Let me explain this for the folks who don't follow snooker. A 147 is considered the "maximum" break - clearing all 15 red balls followed by blacks, then all the colored balls. It's the pinnacle. It's perfection. Players dedicate their entire careers to achieving one.
O'Sullivan has done it fifteen times. But a 153? That's something else entirely.
Here's how it works: At the start of the frame, O'Sullivan snookered his opponent, forcing a foul that awarded him extra points. Then, instead of just continuing play, he did what only The Rocket could do - he cleared the entire table in one visit.
Fifteen reds with fifteen blacks. Then yellow, green, brown, blue, pink, and black. Plus the extra points from the opening snooker. 153 points without missing a single shot.
It's never been done before in professional snooker. Not by Stephen Hendry. Not by Steve Davis. Not by any of the legends who came before. This is O'Sullivan expanding the boundaries of what's possible in his sport.
You know what this reminds me of? Wilt Chamberlain scoring 100 points. Bob Beamon's long jump at the 1968 Olympics.
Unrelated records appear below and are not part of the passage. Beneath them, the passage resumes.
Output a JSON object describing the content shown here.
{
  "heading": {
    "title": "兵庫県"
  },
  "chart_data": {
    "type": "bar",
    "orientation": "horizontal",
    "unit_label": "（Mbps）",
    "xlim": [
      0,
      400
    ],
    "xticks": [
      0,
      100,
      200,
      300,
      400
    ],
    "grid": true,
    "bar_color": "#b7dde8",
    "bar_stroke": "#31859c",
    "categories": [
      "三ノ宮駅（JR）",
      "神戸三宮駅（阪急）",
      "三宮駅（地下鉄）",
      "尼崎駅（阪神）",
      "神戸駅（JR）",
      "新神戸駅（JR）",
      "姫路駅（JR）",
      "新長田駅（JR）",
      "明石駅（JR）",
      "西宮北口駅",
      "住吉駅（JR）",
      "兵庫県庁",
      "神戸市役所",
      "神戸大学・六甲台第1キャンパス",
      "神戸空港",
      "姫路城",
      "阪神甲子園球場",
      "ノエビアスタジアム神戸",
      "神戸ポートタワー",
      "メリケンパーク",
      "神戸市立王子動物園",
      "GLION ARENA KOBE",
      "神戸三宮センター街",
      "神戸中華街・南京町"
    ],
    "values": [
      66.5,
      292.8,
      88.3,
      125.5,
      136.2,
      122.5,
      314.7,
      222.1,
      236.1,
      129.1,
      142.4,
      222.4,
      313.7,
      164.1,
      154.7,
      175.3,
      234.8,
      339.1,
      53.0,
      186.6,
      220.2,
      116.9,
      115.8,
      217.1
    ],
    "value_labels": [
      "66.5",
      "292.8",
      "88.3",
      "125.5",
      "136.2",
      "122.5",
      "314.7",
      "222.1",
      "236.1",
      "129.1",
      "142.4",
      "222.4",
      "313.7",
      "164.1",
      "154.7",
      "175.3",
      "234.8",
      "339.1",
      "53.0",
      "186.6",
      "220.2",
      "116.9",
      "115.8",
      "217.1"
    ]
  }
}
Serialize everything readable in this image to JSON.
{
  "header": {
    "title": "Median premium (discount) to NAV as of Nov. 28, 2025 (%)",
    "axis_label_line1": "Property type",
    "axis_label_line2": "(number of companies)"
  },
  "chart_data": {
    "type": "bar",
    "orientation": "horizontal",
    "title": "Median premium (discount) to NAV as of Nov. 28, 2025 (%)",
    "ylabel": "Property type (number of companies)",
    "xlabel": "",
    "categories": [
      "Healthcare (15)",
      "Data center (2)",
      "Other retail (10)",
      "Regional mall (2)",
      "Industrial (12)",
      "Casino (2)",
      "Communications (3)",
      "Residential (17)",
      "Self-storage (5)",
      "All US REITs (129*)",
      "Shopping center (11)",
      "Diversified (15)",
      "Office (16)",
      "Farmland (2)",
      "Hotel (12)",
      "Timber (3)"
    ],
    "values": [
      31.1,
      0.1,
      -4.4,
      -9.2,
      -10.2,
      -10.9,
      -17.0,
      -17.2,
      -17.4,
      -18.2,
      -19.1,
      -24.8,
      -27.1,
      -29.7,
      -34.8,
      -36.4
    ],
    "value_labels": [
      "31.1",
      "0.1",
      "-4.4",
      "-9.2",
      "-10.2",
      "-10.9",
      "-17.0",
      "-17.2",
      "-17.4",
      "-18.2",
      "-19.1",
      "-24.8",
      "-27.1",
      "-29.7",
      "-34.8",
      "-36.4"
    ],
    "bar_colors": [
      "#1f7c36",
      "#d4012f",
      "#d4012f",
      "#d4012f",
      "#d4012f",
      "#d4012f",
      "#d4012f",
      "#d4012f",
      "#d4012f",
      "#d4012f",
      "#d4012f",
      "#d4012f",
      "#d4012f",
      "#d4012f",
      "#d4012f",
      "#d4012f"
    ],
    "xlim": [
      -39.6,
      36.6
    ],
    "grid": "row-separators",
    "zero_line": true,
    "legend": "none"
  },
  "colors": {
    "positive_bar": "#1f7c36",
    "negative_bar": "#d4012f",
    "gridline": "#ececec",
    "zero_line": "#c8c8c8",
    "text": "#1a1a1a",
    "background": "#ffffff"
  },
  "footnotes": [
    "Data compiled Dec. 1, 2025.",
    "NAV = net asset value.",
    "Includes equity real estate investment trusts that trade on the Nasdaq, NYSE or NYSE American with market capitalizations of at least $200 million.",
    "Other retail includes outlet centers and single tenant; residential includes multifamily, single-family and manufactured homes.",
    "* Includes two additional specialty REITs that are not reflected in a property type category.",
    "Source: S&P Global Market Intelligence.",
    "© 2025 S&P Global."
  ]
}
Moments where an athlete doesn't just break a record - they shatter the ceiling of what we thought was achievable.
O'Sullivan is 50 years old, by the way. FIFTY. Most athletes at that age are comfortably retired, playing celebrity golf tournaments and cashing appearance checks. O'Sullivan is out here rewriting the record books.
What makes this even more remarkable is the mental aspect. Snooker requires absolute concentration. One moment of distraction, one tiny miscalculation of spin or speed, and the break is over. You're playing against the table, against your opponent, and most importantly, against yourself.
And to do it while knowing you're chasing history? That's pressure most athletes would crumble under.